Occupying a unique role in the dialectic of contemporary art history, Yang Xinguang steps back from both descriptive work on everyday life and protest work in the realm of politics. Instead, his introspective works recall the discourses of both American minimalist sculpture in terms of their phenomenological relationship with the body of the spectator and arte povera in terms of their openness towards material and space.

Yang Xinguang’s works often involve wood, earth, and stone as their primary materials. Despite the process-oriented nature of their production, the emphasis remains on a final, finished product (although one differentiated from a unitary commodity); that is to say, all marks of production remain with the piece itself.

This exhibition will include primarily new works in the artist’s signature styles: stone formations, organic earthen shapes, wooden hooks, bored stones, shaved timbers, logs, and two-dimensional woodcarvings. We find, for example, a set of wooden hooks hung from the ceiling. Shiny and perfectly shaped, these forms evolved naturally along the innate structural lines of the chosen pieces of wood. Only after he had finished his whittling did Yang Xinguang realize that these hooks—intended to represent those used to hang meat—took on the texture of bones, implying a bizarre connection between life and death that evolved during the artist’s process of experimentation.

The primary themes interrogated in these pieces involve the language of form and the nature of materiality. Form, here, is a language. Like human language in its Saussurian conception, form in these works is never a simple tool. Although it can be used to mold the material object in a certain sense, it can also shape the scriptor through a process of mutual overdetermination. This form reflects the role of desire in the processing of any material, with the conscious act of the artist as the necessary supplement that reveals and destroys the cultural value attached to the object itself.

The artist emphasizes, however, that his process is largely one of researching material through form, or an exploration into the natural properties of the material. In this sense, these works are as much a pursuit of an “original” state of nature as they are an interrogation of the possibility of a transformation of this origin by the institutions of art.
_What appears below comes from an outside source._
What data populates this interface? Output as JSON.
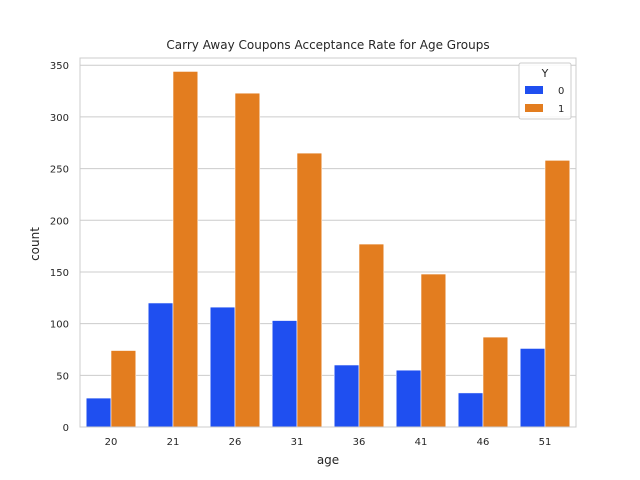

Just as Yang Xinguang exposes the cultural connotations and constructions of materiality by allowing his hand to be guided by certain “innate” properties of the material itself, the viewer is always aware that meaning is attached to material as the hand of the artist alters its shape.

It is curious, then, that the artist refuses to offer conceptual readings of his work before its final shape appears; indeed, Yang Xinguang is often himself unaware which in direction his material will take him. Calling into question the subjectivity and responsibility of the artist, this de-emphasized style of subjective production balances on the line between the social and the “primitive” (a marked space of solitude beyond the boundaries of self-conscious cultural reference).
In this way, it could be said that these sculptures have a tendency to leave space beside. Despite the fact that their construction relies heavily on the interplay of positive and negative space and often consist largely of empty air, an observer may note that this emptiness is in fact consumed by form—the language of materiality.